SItI: necessitario un approccio globale, coordinato a livello internazionale
“I problemi e le minacce alla nostra salute hanno ormai un rilievo planetario (Planetary Health) e necessitano di un approccio globale, coordinato ed integrato a livello internazionale e non si può fare a meno di un organismo sovranazionale che monitori e studi i rischi ed i pericoli per la salute, e possa – assieme agli Stati membri – coordinare gli interventi. L’OMS rappresenta una consolidata rete globale di esperti, laboratori e istituzioni sanitarie che lavorano in sinergia per proteggere la salute pubblica a livello planetario.
Pur riconoscendo che alcune critiche possono essere mosse all’operato dell’OMS, è importante sottolineare che i board tecnico-scientifici e gli organismi di governance globale sono generalmente composti da rappresentanti degli Stati membri. Questi ultimi, eletti nelle assemblee periodiche, approvano con procedure democratiche i diversi atti, incluso il budget. Migliorare la trasparenza e la responsabilità in questi processi
rappresenta un obiettivo raggiungibile lavorando dall’interno”, sottolinea la SItI.
Il finanziamento
L’Organizzazione Mondiale della Sanità (OMS) è finanziata attraverso contributi obbligatori – versati dagli Stati membri in base alla loro capacità economica che rappresentano circa il 20% del bilancio – e contributi volontari che costituiscono l’80% del bilancio e provengono da Stati membri, organizzazioni internazionali, fondazioni private (es.

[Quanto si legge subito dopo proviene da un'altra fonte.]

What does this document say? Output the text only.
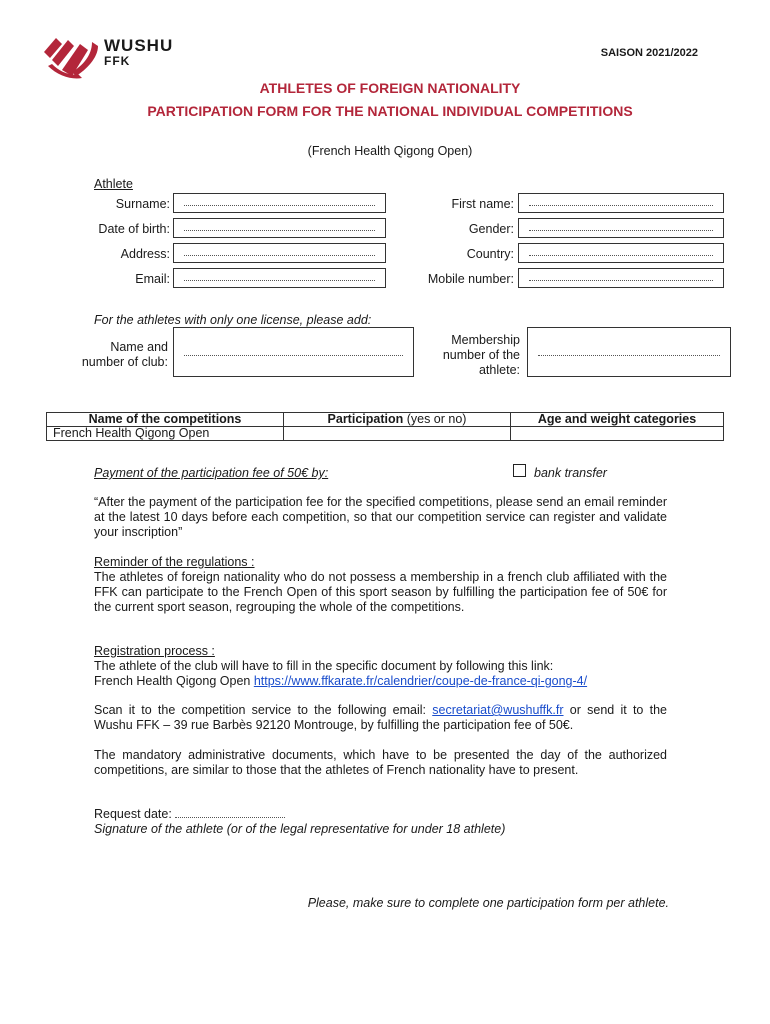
WUSHU
FFK
SAISON 2021/2022
ATHLETES OF FOREIGN NATIONALITY
PARTICIPATION FORM FOR THE NATIONAL INDIVIDUAL COMPETITIONS
(French Health Qigong Open)
Athlete
Surname:	First name:
Date of birth:	Gender:
Address:	Country:
Email:	Mobile number:
For the athletes with only one license, please add:
Name and
number of club:
Membership
number of the
athlete:
Name of the competitions	Participation (yes or no)	Age and weight categories
French Health Qigong Open		
Payment of the participation fee of 50€ by:	bank transfer
“After the payment of the participation fee for the specified competitions, please send an email reminder at the latest 10 days before each competition, so that our competition service can register and validate your inscription”
Reminder of the regulations :
The athletes of foreign nationality who do not possess a membership in a french club affiliated with the FFK can participate to the French Open of this sport season by fulfilling the participation fee of 50€ for the current sport season, regrouping the whole of the competitions.
Registration process :
The athlete of the club will have to fill in the specific document by following this link:
French Health Qigong Open https://www.ffkarate.fr/calendrier/coupe-de-france-qi-gong-4/
Scan it to the competition service to the following email: secretariat@wushuffk.fr or send it to the Wushu FFK – 39 rue Barbès 92120 Montrouge, by fulfilling the participation fee of 50€.
The mandatory administrative documents, which have to be presented the day of the authorized competitions, are similar to those that the athletes of French nationality have to present.
Request date:
Signature of the athlete (or of the legal representative for under 18 athlete)
Please, make sure to complete one participation form per athlete.
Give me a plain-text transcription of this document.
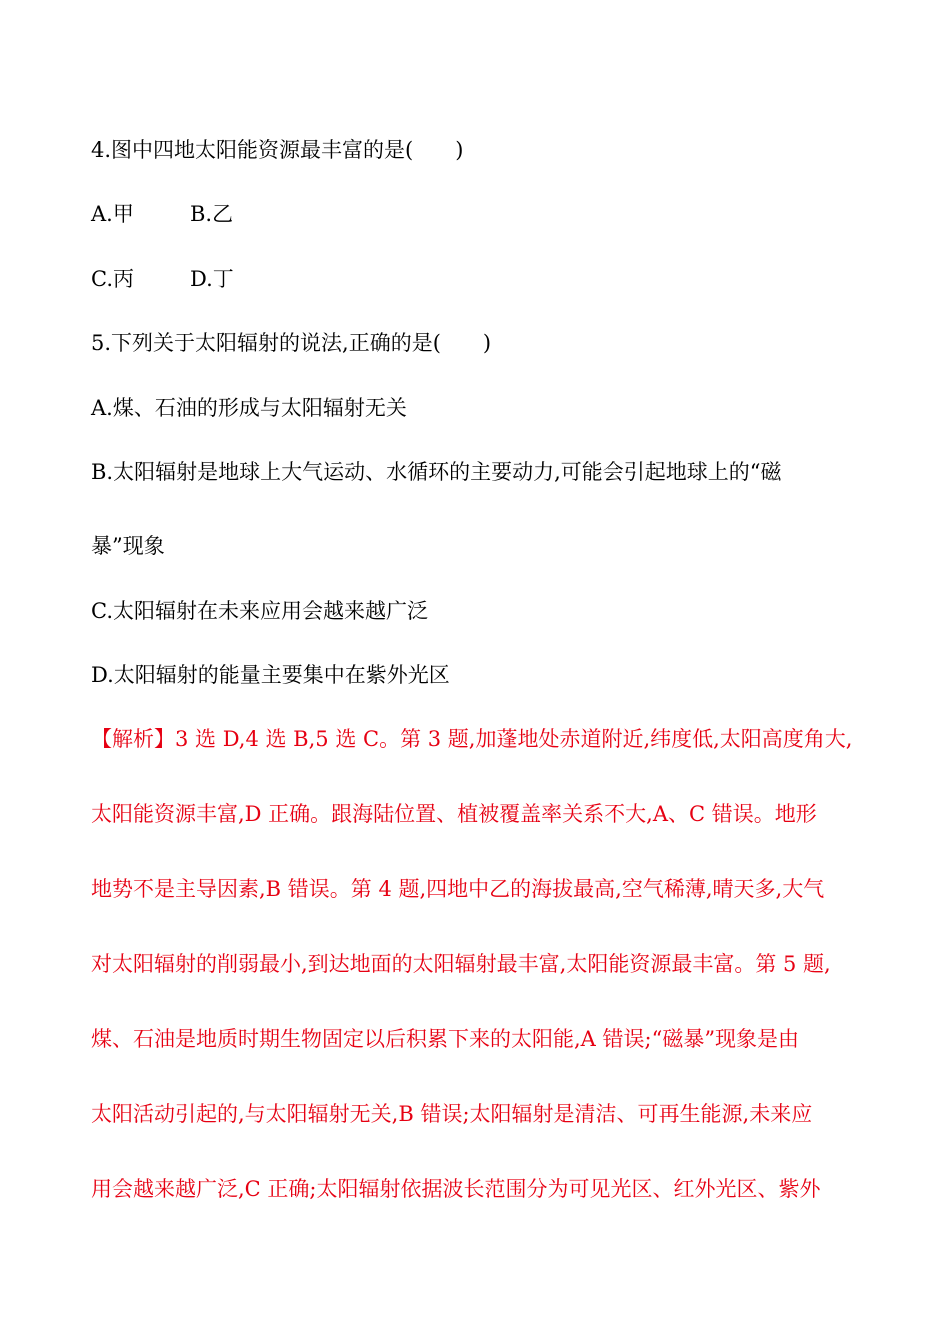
4.图中四地太阳能资源最丰富的是(　　)
A.甲	B.乙
C.丙	D.丁
5.下列关于太阳辐射的说法,正确的是(　　)
A.煤、石油的形成与太阳辐射无关
B.太阳辐射是地球上大气运动、水循环的主要动力,可能会引起地球上的“磁
暴”现象
C.太阳辐射在未来应用会越来越广泛
D.太阳辐射的能量主要集中在紫外光区
【解析】3 选 D,4 选 B,5 选 C。第 3 题,加蓬地处赤道附近,纬度低,太阳高度角大,
太阳能资源丰富,D 正确。跟海陆位置、植被覆盖率关系不大,A、C 错误。地形
地势不是主导因素,B 错误。第 4 题,四地中乙的海拔最高,空气稀薄,晴天多,大气
对太阳辐射的削弱最小,到达地面的太阳辐射最丰富,太阳能资源最丰富。第 5 题,
煤、石油是地质时期生物固定以后积累下来的太阳能,A 错误;“磁暴”现象是由
太阳活动引起的,与太阳辐射无关,B 错误;太阳辐射是清洁、可再生能源,未来应
用会越来越广泛,C 正确;太阳辐射依据波长范围分为可见光区、红外光区、紫外
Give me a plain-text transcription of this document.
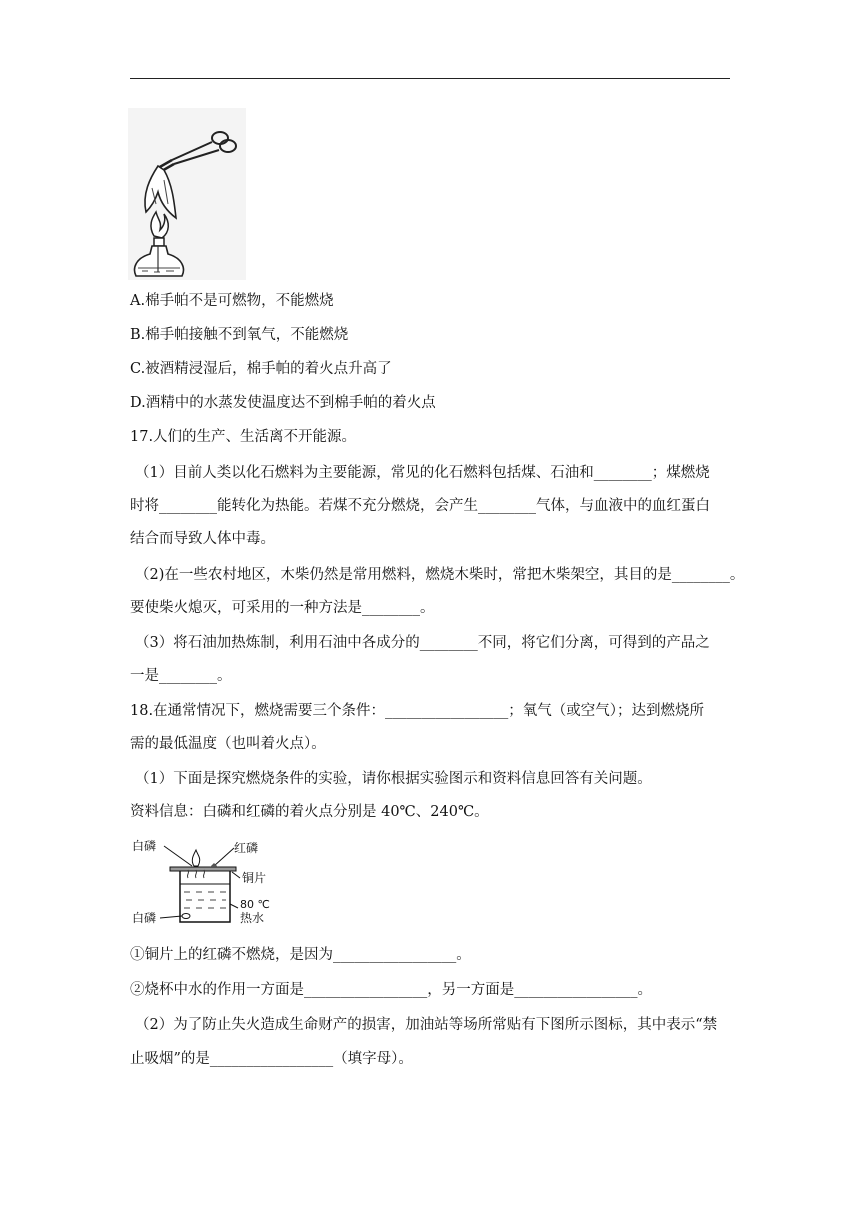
A.棉手帕不是可燃物，不能燃烧
B.棉手帕接触不到氧气，不能燃烧
C.被酒精浸湿后，棉手帕的着火点升高了
D.酒精中的水蒸发使温度达不到棉手帕的着火点
17.人们的生产、生活离不开能源。
（1）目前人类以化石燃料为主要能源，常见的化石燃料包括煤、石油和________；煤燃烧
时将________能转化为热能。若煤不充分燃烧，会产生________气体，与血液中的血红蛋白
结合而导致人体中毒。
（2)在一些农村地区，木柴仍然是常用燃料，燃烧木柴时，常把木柴架空，其目的是________。
要使柴火熄灭，可采用的一种方法是________。
（3）将石油加热炼制，利用石油中各成分的________不同，将它们分离，可得到的产品之
一是________。
18.在通常情况下，燃烧需要三个条件：_________________；氧气（或空气）；达到燃烧所
需的最低温度（也叫着火点）。
（1）下面是探究燃烧条件的实验，请你根据实验图示和资料信息回答有关问题。
资料信息：白磷和红磷的着火点分别是 40℃、240℃。
白磷	红磷
铜片
80 ℃
热水
白磷
①铜片上的红磷不燃烧，是因为_________________。
②烧杯中水的作用一方面是_________________，另一方面是_________________。
（2）为了防止失火造成生命财产的损害，加油站等场所常贴有下图所示图标，其中表示“禁
止吸烟”的是_________________（填字母）。
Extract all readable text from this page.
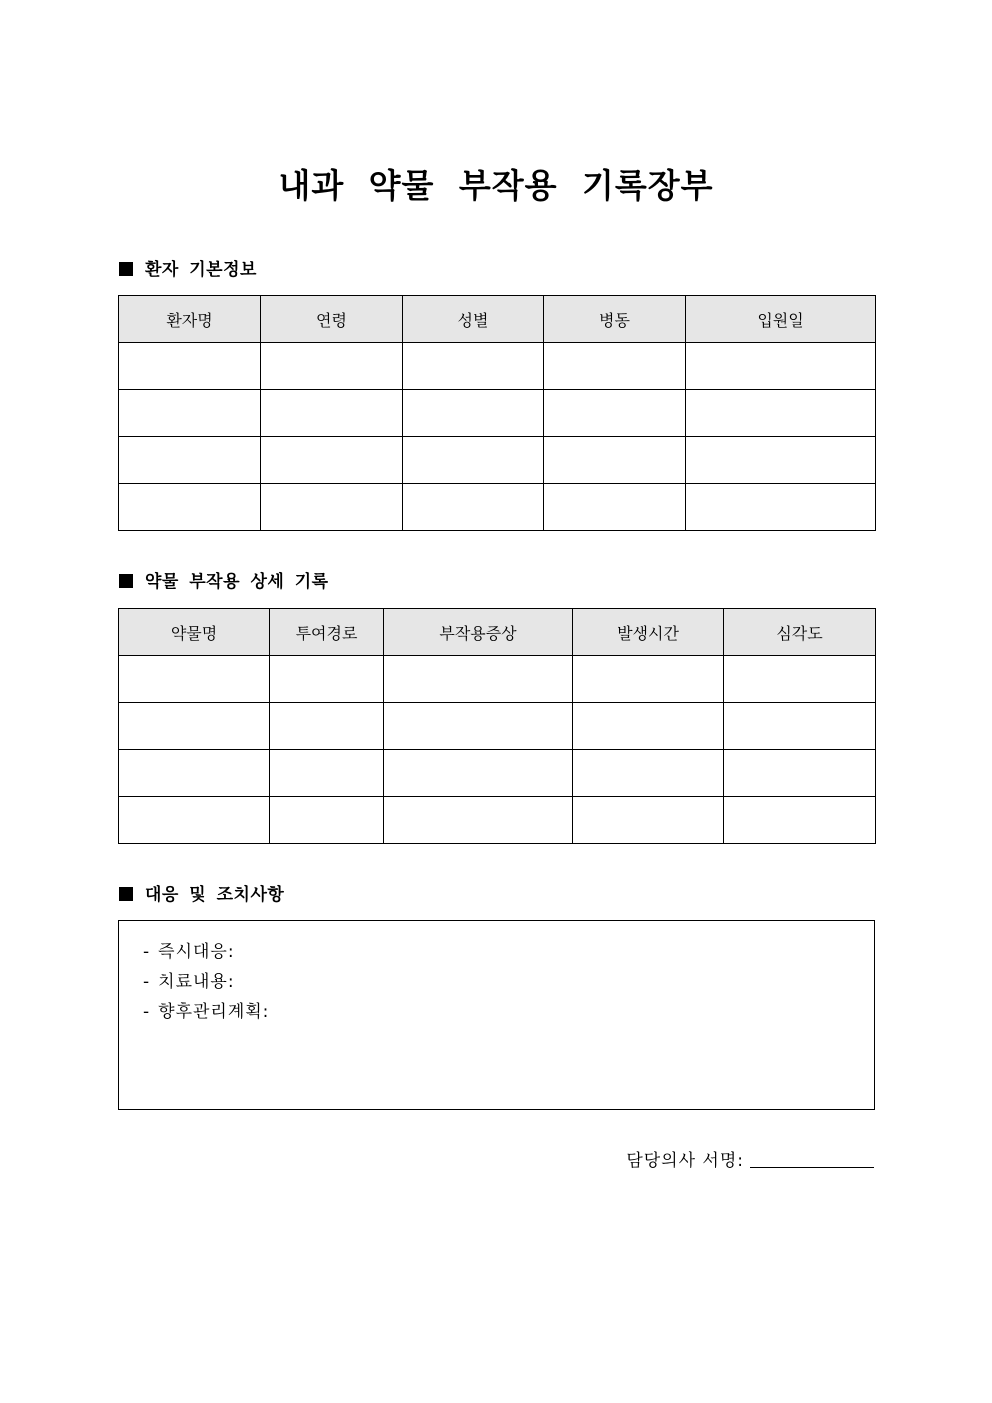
내과 약물 부작용 기록장부
환자 기본정보
환자명	연령	성별	병동	입원일

약물 부작용 상세 기록
약물명	투여경로	부작용증상	발생시간	심각도

대응 및 조치사항
- 즉시대응:
- 치료내용:
- 향후관리계획:
담당의사 서명:
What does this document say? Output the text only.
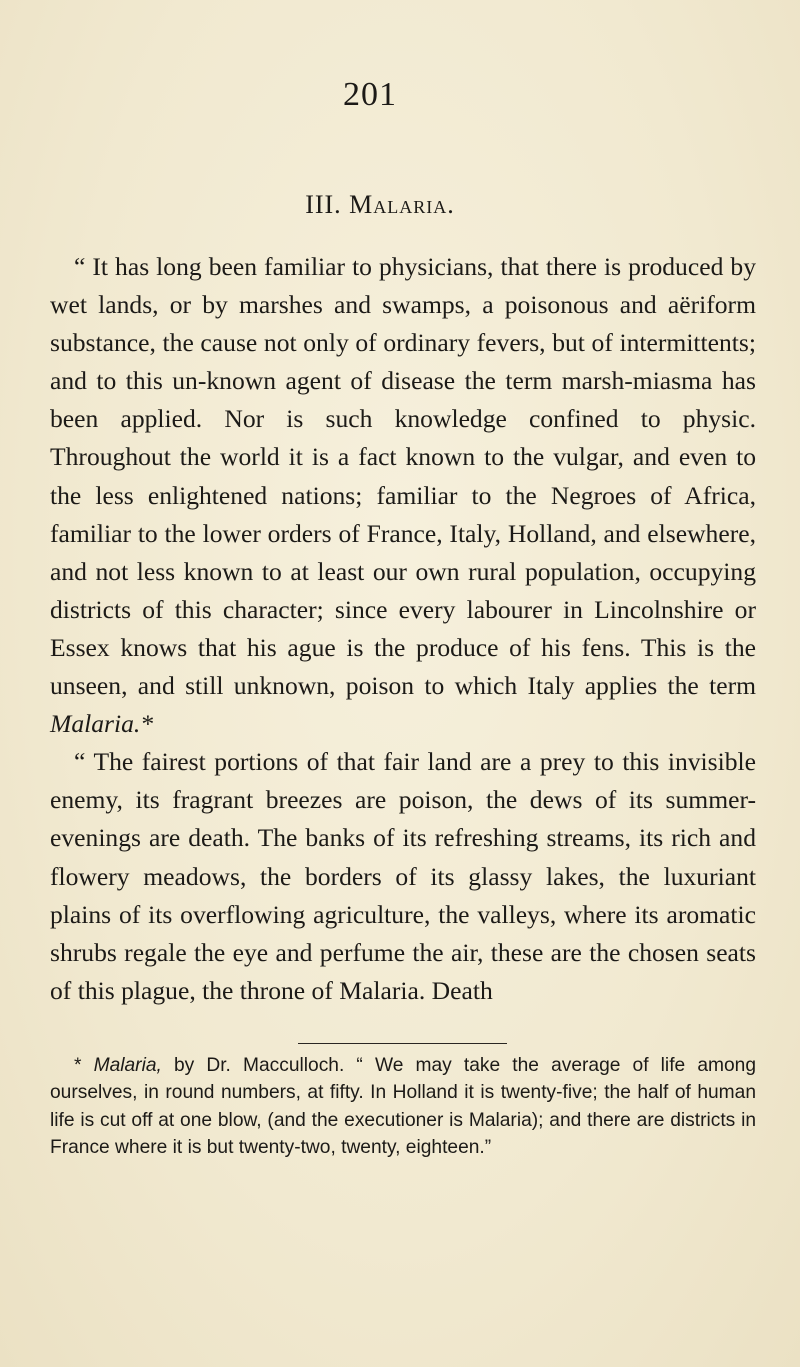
201
III. Malaria.

“ It has long been familiar to physicians, that there is produced by wet lands, or by marshes and swamps, a poisonous and aëriform substance, the cause not only of ordinary fevers, but of intermittents; and to this un-known agent of disease the term marsh-miasma has been applied. Nor is such knowledge confined to physic. Throughout the world it is a fact known to the vulgar, and even to the less enlightened nations; familiar to the Negroes of Africa, familiar to the lower orders of France, Italy, Holland, and elsewhere, and not less known to at least our own rural population, occupying districts of this character; since every labourer in Lincolnshire or Essex knows that his ague is the produce of his fens. This is the unseen, and still unknown, poison to which Italy applies the term Malaria.*

“ The fairest portions of that fair land are a prey to this invisible enemy, its fragrant breezes are poison, the dews of its summer-evenings are death. The banks of its refreshing streams, its rich and flowery meadows, the borders of its glassy lakes, the luxuriant plains of its overflowing agriculture, the valleys, where its aromatic shrubs regale the eye and perfume the air, these are the chosen seats of this plague, the throne of Malaria. Death

* Malaria, by Dr. Macculloch. “ We may take the average of life among ourselves, in round numbers, at fifty. In Holland it is twenty-five; the half of human life is cut off at one blow, (and the executioner is Malaria); and there are districts in France where it is but twenty-two, twenty, eighteen.”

Bill & Melinda Gates Foundation), ONG e aziende. I contributi spesso sono vincolati a specifici programmi o progetti. L’Italia, con circa 70 milioni nel biennio 2024-2025 è al 19° posto tra i finanziatori dell’OMS: metà di questa cifra attiene al contributo obbligatorio, calcolato su parametri demografici e economici, mentre l’altra metà è costituita da contributi volontari (tra gli altri paesi europei, per la Germania il contributo volontario supera il 75% del totale, per la Francia il 55%).
“L’Italia vanta, altresì, una lunga e prestigiosa storia di collaborazione con l’OMS: medici, ricercatori, epidemiologi e operatori sanitari italiani hanno prestato la loro opera nell’ambito dell’organizzazione, dimostrando straordinario impegno e sacrificio. Tra questi, un ricordo speciale va a Carlo Urbani, il medico italiano che ha sacrificato la propria vita per contrastare la diffusione della SARS nel 2003, salvando innumerevoli vite grazie al suo coraggio e alla sua dedizione.
Questi professionisti hanno svolto un ruolo chiave in progetti di prevenzione, nella lotta contro epidemie e pandemie, e contro ICA ed AMR e nella promozione di politiche sanitarie basate sull’evidenza. Il loro lavoro non solo ha contribuito a migliorare la salute pubblica a livello internazionale, ma ha anche rafforzato l’immagine dell’Italia come un Paese profondamente impegnato nella cooperazione sanitaria globale”, conclude Di Rosa.